I'm reading from a file that has quotation marks and when it reads the quotation marks, i get question marks printed out. what do i need to do to fit it?
str3 contains the read line from the file.
and i have it print out the word by word. it prints the word with the quotation mark but when i have a quotation mark in the line my it self it give me a question mark and sometimes it doesn't.
strrr=str3;
cstr = new char [strrr.size()+1];
strcpy (cstr, strrr.c_str());
pr[10]='\0';
pr=strtok (cstr," ");
while (pr!=NULL)
{
cout <<pr<<" ";
}
here is the code but it works on windows but wont work on my mac. i get a question mark instead of the quotation mark.
int main () {
char * cstr, *pr;
char str3[]="hello world \"";
string strrr=str3;
cstr = new char [strrr.size()+1];
strcpy (cstr, strrr.c_str());
pr=strtok (cstr," ");
while (pr!=NULL)
{
if (strcmp(pr,"\"")==0) // camparing quotation own compare
cout <<pr<<endl;
cout <<pr<<" "; // here it prints out a question mark
pr=strtok(NULL," ");
the file...
check it with a hex editor. Some text editors, MS word for one example, can substitute symbols with incorrect look-alikes. MS word WILL change quote marks from the real character to a symbolic incorrect value. So will other tools.

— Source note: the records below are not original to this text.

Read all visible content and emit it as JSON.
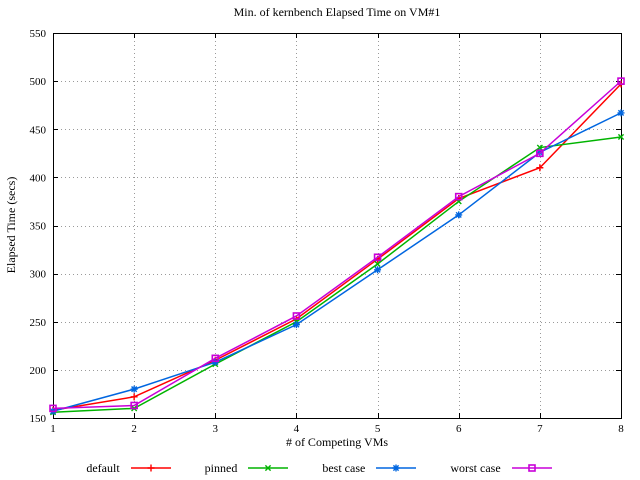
{
  "chart_data": {
    "type": "line",
    "title": "Min. of kernbench Elapsed Time on VM#1",
    "xlabel": "# of Competing VMs",
    "ylabel": "Elapsed Time (secs)",
    "x": [
      1,
      2,
      3,
      4,
      5,
      6,
      7,
      8
    ],
    "xlim": [
      1,
      8
    ],
    "ylim": [
      150,
      550
    ],
    "ytick_step": 50,
    "xticks": [
      1,
      2,
      3,
      4,
      5,
      6,
      7,
      8
    ],
    "yticks": [
      150,
      200,
      250,
      300,
      350,
      400,
      450,
      500,
      550
    ],
    "grid": true,
    "grid_style": "dotted",
    "grid_color": "#9a9a9a",
    "border_color": "#000000",
    "background_color": "#ffffff",
    "legend_position": "bottom-center",
    "series": [
      {
        "name": "default",
        "color": "#ff0000",
        "marker": "plus",
        "values": [
          158,
          172,
          210,
          253,
          315,
          378,
          410,
          497
        ]
      },
      {
        "name": "pinned",
        "color": "#00b400",
        "marker": "cross",
        "values": [
          156,
          160,
          206,
          250,
          310,
          375,
          431,
          442
        ]
      },
      {
        "name": "best case",
        "color": "#0066e0",
        "marker": "asterisk",
        "values": [
          157,
          180,
          208,
          247,
          304,
          361,
          426,
          467
        ]
      },
      {
        "name": "worst case",
        "color": "#c800d8",
        "marker": "square",
        "values": [
          160,
          163,
          212,
          256,
          317,
          380,
          425,
          500
        ]
      }
    ]
  }
}
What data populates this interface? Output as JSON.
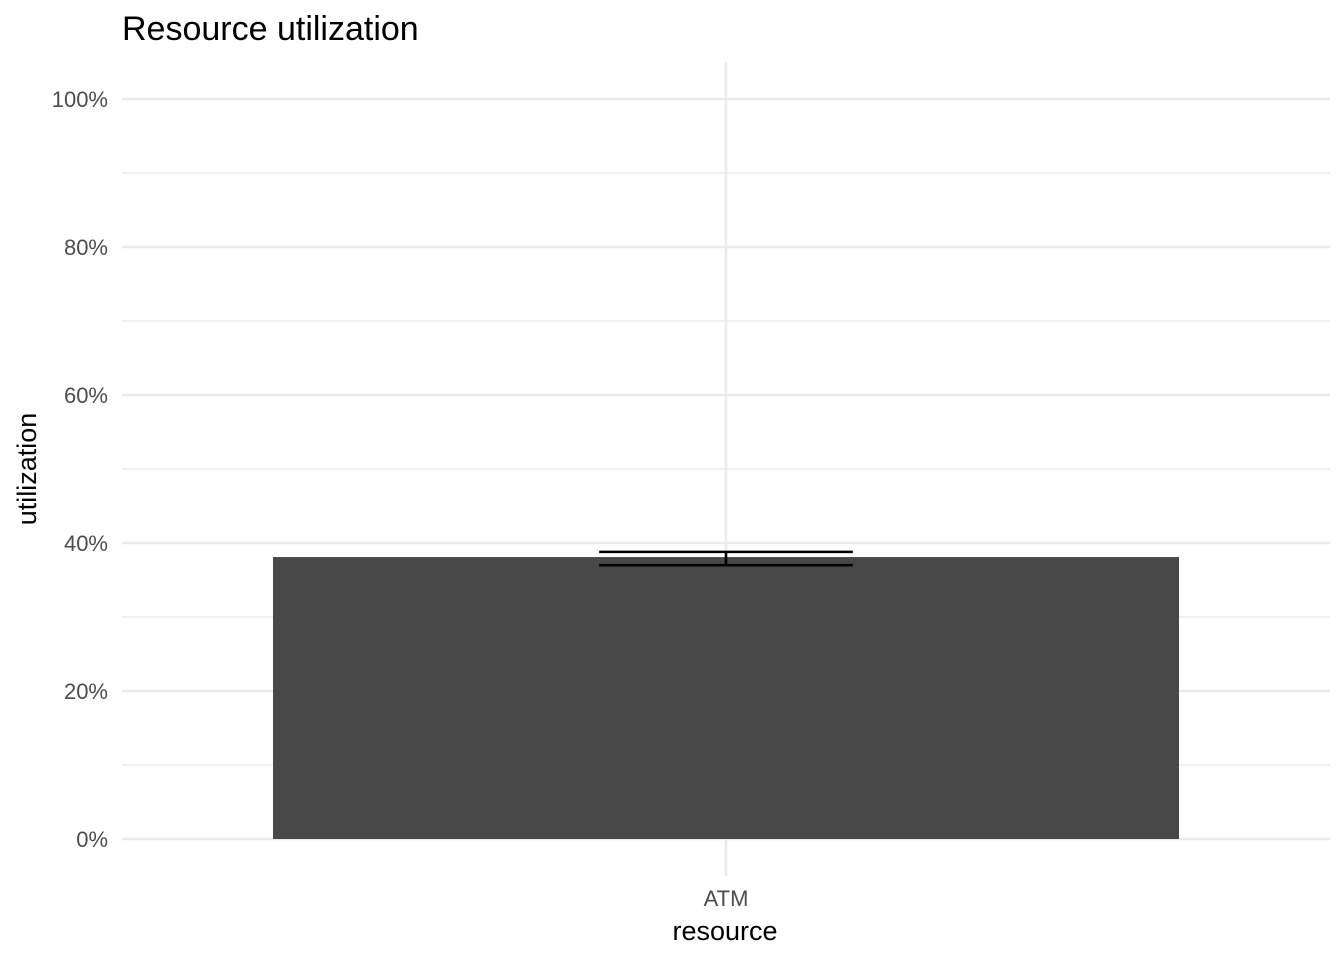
{
  "chart_data": {
    "type": "bar",
    "title": "Resource utilization",
    "xlabel": "resource",
    "ylabel": "utilization",
    "categories": [
      "ATM"
    ],
    "values": [
      0.381
    ],
    "error_bars": [
      {
        "low": 0.37,
        "high": 0.388
      }
    ],
    "ylim": [
      -0.05,
      1.05
    ],
    "yticks": [
      0,
      0.2,
      0.4,
      0.6,
      0.8,
      1.0
    ],
    "ytick_labels": [
      "0%",
      "20%",
      "40%",
      "60%",
      "80%",
      "100%"
    ],
    "grid": true,
    "legend": "none",
    "bar_color": "#484848"
  }
}
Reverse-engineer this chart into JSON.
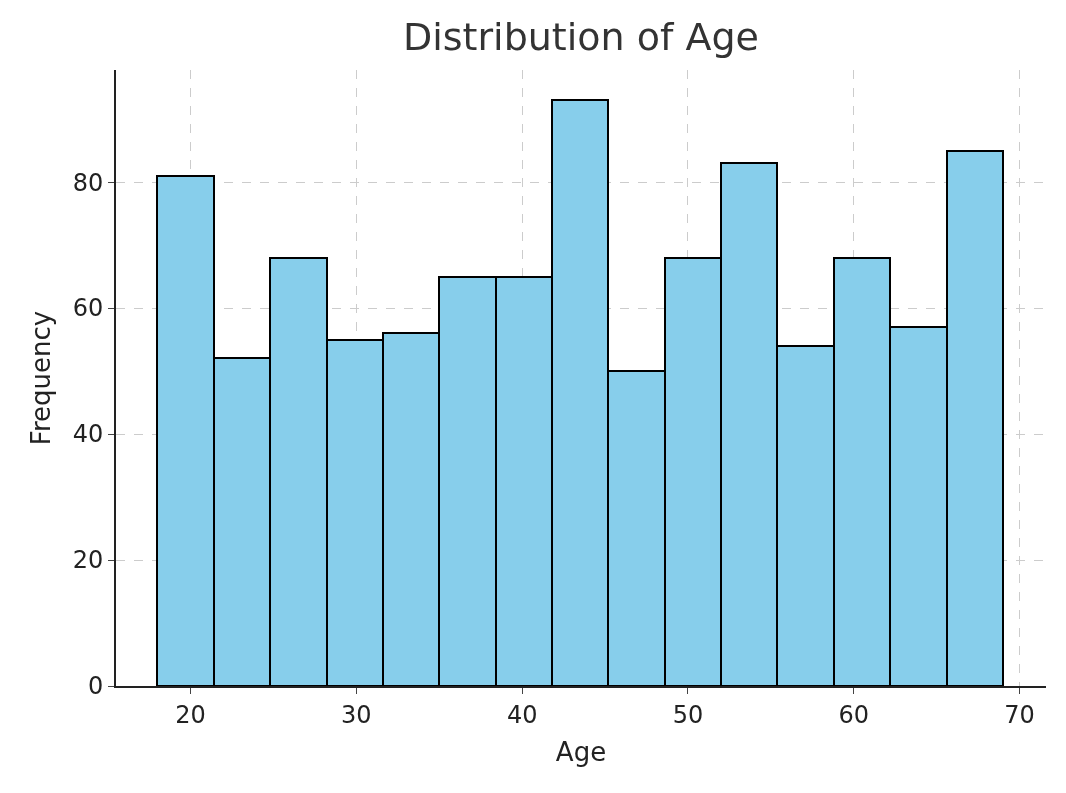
{
  "chart_data": {
    "type": "histogram",
    "title": "Distribution of Age",
    "xlabel": "Age",
    "ylabel": "Frequency",
    "bins": [
      18,
      21.4,
      24.8,
      28.2,
      31.6,
      35,
      38.4,
      41.8,
      45.2,
      48.6,
      52,
      55.4,
      58.8,
      62.2,
      65.6,
      69
    ],
    "values": [
      81,
      52,
      68,
      55,
      56,
      65,
      65,
      93,
      50,
      68,
      83,
      54,
      68,
      57,
      85
    ],
    "color": "#87ceeb",
    "xlim": [
      15.5,
      71.6
    ],
    "xticks": [
      20,
      30,
      40,
      50,
      60,
      70
    ],
    "ylim": [
      0,
      97.8
    ],
    "yticks": [
      0,
      20,
      40,
      60,
      80
    ],
    "grid": true
  }
}
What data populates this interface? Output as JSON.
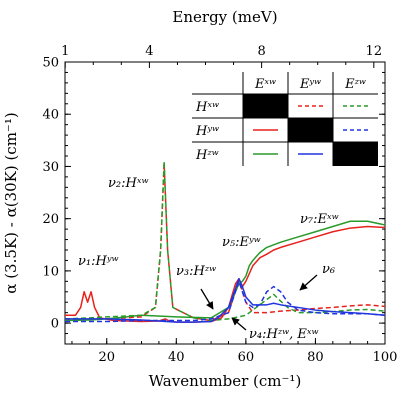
{
  "chart_data": {
    "type": "line",
    "xlabel": "Wavenumber (cm⁻¹)",
    "ylabel": "α (3.5K) - α(30K) (cm⁻¹)",
    "top_xlabel": "Energy (meV)",
    "xlim": [
      8,
      100
    ],
    "ylim": [
      -4,
      50
    ],
    "x_ticks": [
      20,
      40,
      60,
      80,
      100
    ],
    "y_ticks": [
      0,
      10,
      20,
      30,
      40,
      50
    ],
    "top_ticks": [
      1,
      4,
      8,
      12
    ],
    "top_tick_conversion_cm1_per_meV": 8.0655,
    "grid": false,
    "colors": {
      "red": "#e8221c",
      "green": "#2a9a2a",
      "blue": "#2035e0",
      "black": "#000000"
    },
    "series": [
      {
        "color": "#e8221c",
        "dash": "solid",
        "x": [
          8,
          11,
          12.5,
          13.5,
          14.5,
          15.5,
          16.5,
          18,
          22,
          30,
          35,
          36.8,
          38,
          40,
          45,
          50,
          53,
          55,
          57,
          58,
          59,
          60,
          61,
          62,
          64,
          66,
          68,
          70,
          75,
          80,
          85,
          90,
          95,
          100
        ],
        "y": [
          1.5,
          1.5,
          3,
          6,
          4,
          6,
          3,
          1,
          0.5,
          0.3,
          0.4,
          0.8,
          0.4,
          0.2,
          0.2,
          0.3,
          1,
          3,
          7.5,
          8.5,
          7,
          8,
          9.5,
          11,
          12.5,
          13.2,
          14,
          14.5,
          15.5,
          16.5,
          17.5,
          18.2,
          18.5,
          18.3
        ]
      },
      {
        "color": "#e8221c",
        "dash": "dashed",
        "x": [
          8,
          15,
          20,
          30,
          34,
          35.5,
          36.5,
          37.5,
          39,
          45,
          50,
          55,
          58,
          60,
          62,
          66,
          70,
          75,
          80,
          85,
          90,
          95,
          100
        ],
        "y": [
          0.5,
          0.8,
          0.8,
          1.2,
          3,
          14,
          30.5,
          14,
          3,
          1,
          0.5,
          2,
          8.2,
          4,
          2,
          2,
          2.3,
          2.5,
          2.8,
          3,
          3.3,
          3.5,
          3.2
        ]
      },
      {
        "color": "#2a9a2a",
        "dash": "solid",
        "x": [
          8,
          15,
          20,
          30,
          40,
          50,
          55,
          57,
          58,
          59,
          60,
          61,
          62,
          64,
          66,
          68,
          70,
          75,
          80,
          85,
          90,
          95,
          100
        ],
        "y": [
          0.5,
          0.6,
          0.8,
          1.5,
          1.2,
          1,
          3,
          6,
          7.5,
          8,
          9,
          11,
          12,
          13.5,
          14.5,
          15,
          15.5,
          16.5,
          17.5,
          18.5,
          19.5,
          19.5,
          18.8
        ]
      },
      {
        "color": "#2a9a2a",
        "dash": "dashed",
        "x": [
          8,
          15,
          20,
          30,
          34,
          35.5,
          36.5,
          37.5,
          39,
          45,
          50,
          55,
          60,
          63,
          66,
          68,
          70,
          72,
          75,
          80,
          85,
          90,
          95,
          100
        ],
        "y": [
          0.8,
          1,
          1.2,
          1.5,
          3,
          14,
          31,
          14,
          3,
          1,
          0.5,
          0.8,
          1.5,
          3,
          4.5,
          5.5,
          4.2,
          3,
          2,
          2,
          2.2,
          2.5,
          2.6,
          2.3
        ]
      },
      {
        "color": "#2035e0",
        "dash": "solid",
        "x": [
          8,
          20,
          30,
          40,
          45,
          50,
          52,
          55,
          57,
          58,
          59,
          60,
          62,
          66,
          68,
          70,
          75,
          80,
          85,
          90,
          95,
          100
        ],
        "y": [
          0.8,
          0.8,
          0.6,
          0.2,
          0.2,
          0.3,
          1,
          3,
          6.5,
          8.5,
          7,
          5,
          3.5,
          3.5,
          3.8,
          3.5,
          3,
          2.5,
          2.2,
          2,
          1.8,
          1.5
        ]
      },
      {
        "color": "#2035e0",
        "dash": "dashed",
        "x": [
          8,
          20,
          30,
          40,
          45,
          50,
          55,
          58,
          60,
          62,
          64,
          66,
          68,
          70,
          72,
          75,
          80,
          85,
          90,
          95,
          100
        ],
        "y": [
          0.3,
          0.3,
          0.5,
          0.5,
          0.5,
          0.8,
          2,
          8,
          4,
          3,
          3.5,
          6,
          7,
          6,
          4,
          2.5,
          2,
          1.8,
          1.8,
          1.8,
          1.5
        ]
      }
    ],
    "annotations": [
      {
        "label": "ν₁:Hʸʷ"
      },
      {
        "label": "ν₂:Hˣʷ"
      },
      {
        "label": "ν₃:Hᶻʷ"
      },
      {
        "label": "ν₅:Eʸʷ"
      },
      {
        "label": "ν₆"
      },
      {
        "label": "ν₇:Eˣʷ"
      },
      {
        "label": "ν₄:Hᶻʷ, Eˣʷ"
      }
    ],
    "legend_table": {
      "position": "top-right",
      "columns": [
        "Eˣʷ",
        "Eʸʷ",
        "Eᶻʷ"
      ],
      "rows": [
        "Hˣʷ",
        "Hʸʷ",
        "Hᶻʷ"
      ],
      "cells": [
        [
          "black",
          "red-dashed",
          "green-dashed"
        ],
        [
          "red-solid",
          "black",
          "blue-dashed"
        ],
        [
          "green-solid",
          "blue-solid",
          "black"
        ]
      ]
    }
  }
}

This has sat in the back of my head since you posted it — I wasn’t initially concerned about answering it as I figured it would be something stupid you would figure out.
If you are editing with anything but a plain-text editor, you will get non-ASCII characters in there.
You are using the bare-basics of C string manipulation, so you aren’t really in a position to handle the input much better.
If your editor is encoding “ and ” as UTF-8, the file will contain three chars for each: "\xE2\x80\x9C" and "\xE2\x80\x9D" respectively. That may translate to three question marks, depending on your I/O method.
(I don’t think you are encoding as UTF-16, otherwise you would get two question marks at the very beginning of the file and two question marks for each double-quote.)
Recommended solution: Use a code editor — one that only edits plain-text files, and make sure it writes files encoded in ANSI/ASCII/plain text/whatever it calls it; no UTF-anything or UCS-anything.